“A trustworthy contribution to the story of this long reign on the very points upon which most historians are either silent or provokingly brief.”

+ + +Ath. 1905, 2: 102. Jl. 22. 2590w.

“It is somewhat dull and colorless. His conclusions, as it seems to us, are sound, if not novel. His book will be indispensable to the student of the reign of Henry III.”

+ + —Lond. Times. 4: 243. Jl. 28, ‘05. 640w.

[*] “The high literary merit and abundant learning of this investigation into the relationship between Rome and England in the thirteenth century are all that we might expect.”

+ + —Spec. 95: sup. 787. N. 18, ‘05. 2020w.

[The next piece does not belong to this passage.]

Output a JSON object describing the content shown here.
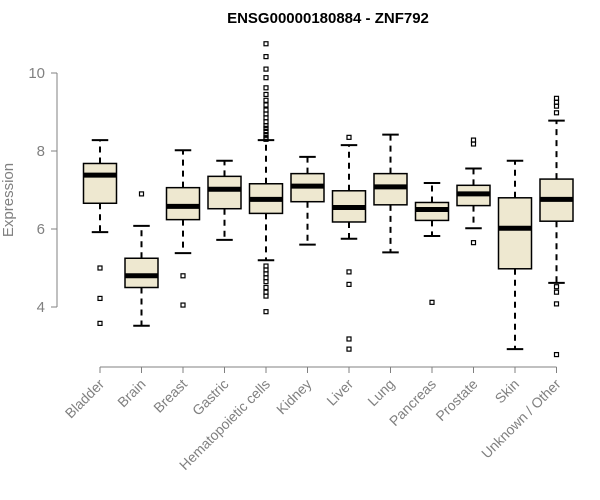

Gass, Patrick. Gass’s journal of the Lewis and Clark expedition, ed. by Jas. K. Hosmer. [*]$3.50. McClurg.

Dr. Hosmer, who contributed to the centennial interest in the Lewis and Clark expedition thru his “Story of the Louisiana purchase,” has added further to the commemoration in the present work. The original jottings of Patrick Gass being no longer extant, nothing of them could be included in Thwaites’ recent “Original journals of the Lewis and Clark expedition,” but the chronicles trimmed and shaped by David McKeehan, under the supervision of Gass, are of so great importance that the re-issue after sixty years is well warranted. A full introduction leads up to the records, and a time-saving analytical key follows the text. The volume is uniform in style with other volumes of McClurg’s “Americana,” with reproductions of the original illustrations.

“Dr. Hosmer has confined his editorial work to supplying an introduction. The volume contains no new contribution, nor does it make the journal of Gass much more valuable as a source. The introduction, in an easy though sometimes rather personal style, always with a view to the picturesque, is a convenient summary of the results of recent research.”

+ + —Am. Hist. R. 10: 450. Ja. ‘05. 510w.